Without knowing what level of presence is considered "out of one's system", this question cannot be given a full answer. However, I can give an expression for the amount of substance that will remain after time $t$. All units will be in hours and milligrams. Since the half-life is $37$, the mass of substance $m(t)$ as a function of time satisfies the differential equation $$\frac{d}{dt}m(t)=\frac{\ln 2}{37}m(t)$$
and in addition we have discontinuities introduced each day for the first month by the fact that $m(t)$ increases by $2$ at 24-hour intervals for the first month.
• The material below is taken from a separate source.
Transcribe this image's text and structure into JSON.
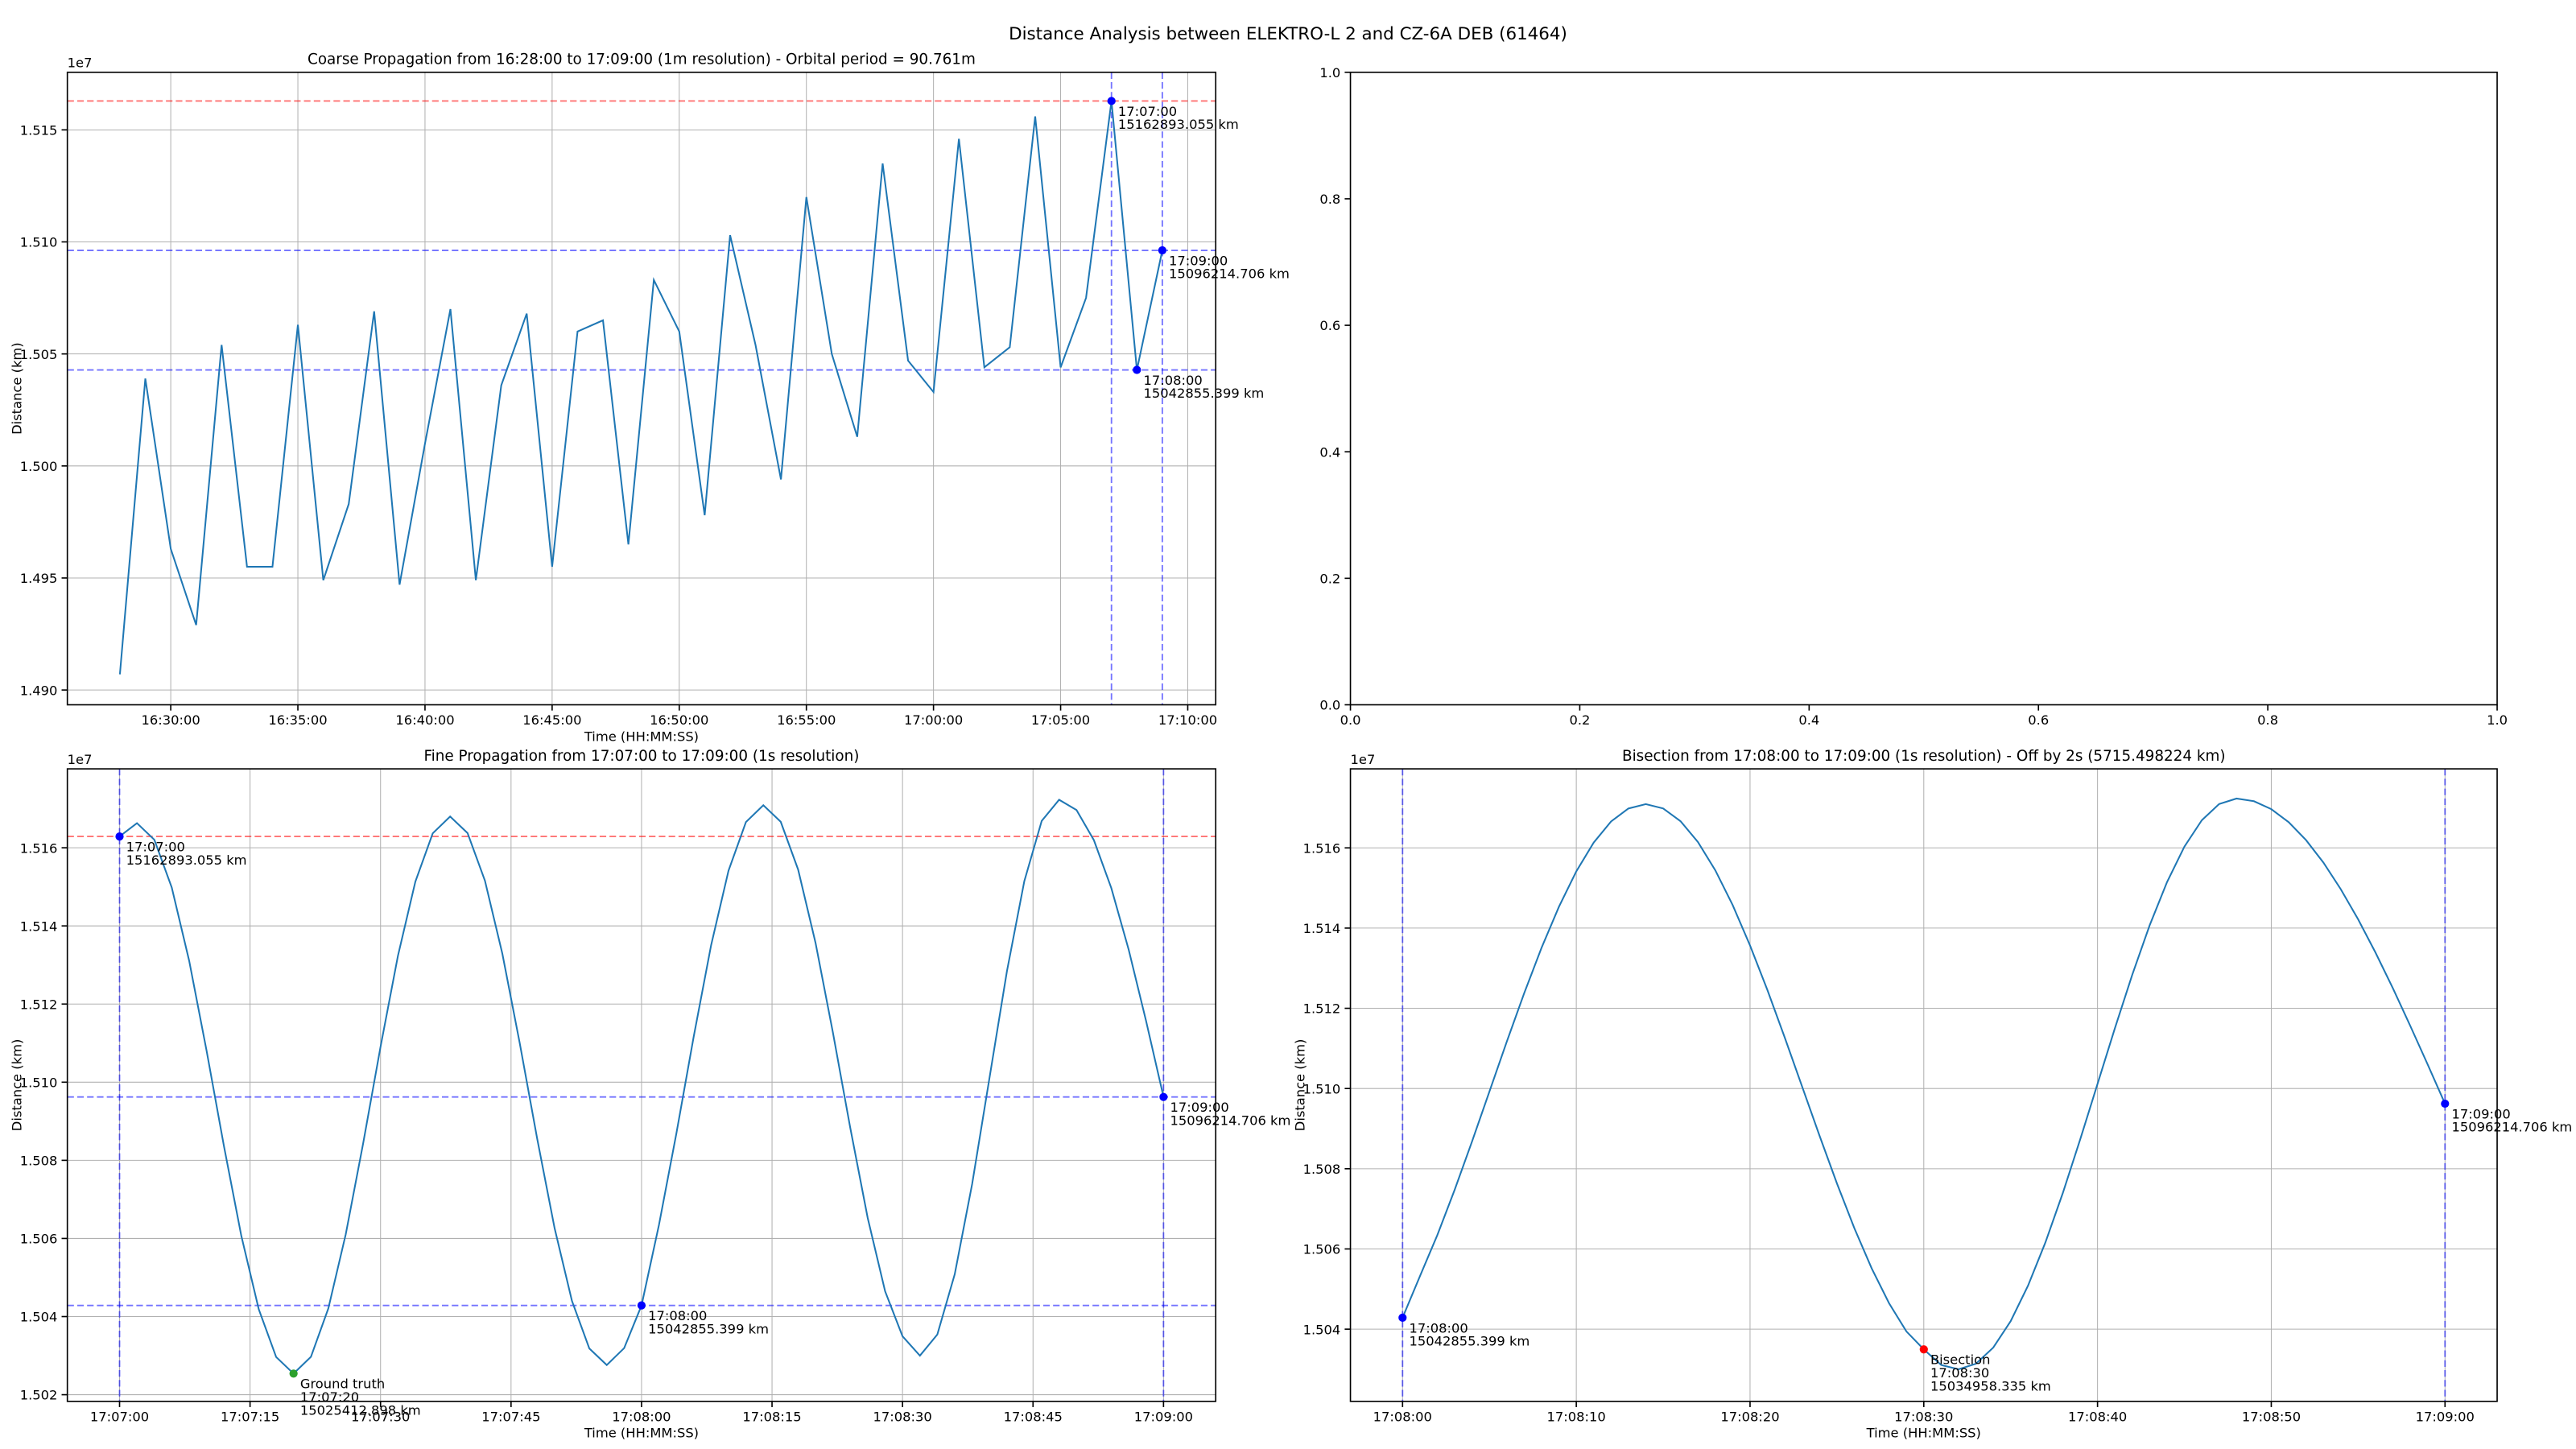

At time $0$, the first dose is taken, so $m(0)=2$. Observing that the solution to the differential equation away from the discontinuities is $$m(t_0)e^{-\lambda(t-t_0)}$$
where $\lambda = \frac{\ln 2}{37}$ we get that $m(24) = 2 + 2e^{-24\lambda}$. Repeating in this manner,
$$m(48)=2+m(2)e^{-24\lambda} = 2 + (2 + 2e^{-24\lambda}) e^{-24\lambda} = 2+2e^{-24\lambda}+2e^{-48\lambda}$$
and more generally
$$m(24n) = 2\sum_{k=0}^n e^{-24k\lambda}$$
for $n\leq 30$, assuming that the month in question has 31 days. After $24\times 30=720$ hours, no more doses will be taken and so we will be away from the discontinuities, thus for $t>720$ we have
$$m(t)=m(720)e^{-\lambda(t-720)}=2\left(\sum_{k=0}^{30} e^{-24k\lambda}\right)e^{-\lambda(t-720)}$$
which can be graphed by most mathematics programs, including wolfram alpha (keep in mind that $\lambda$ is a constant with approximate value $.0187$). Once this graph dips below the relevant threshold value, the substance will be "out of one's system".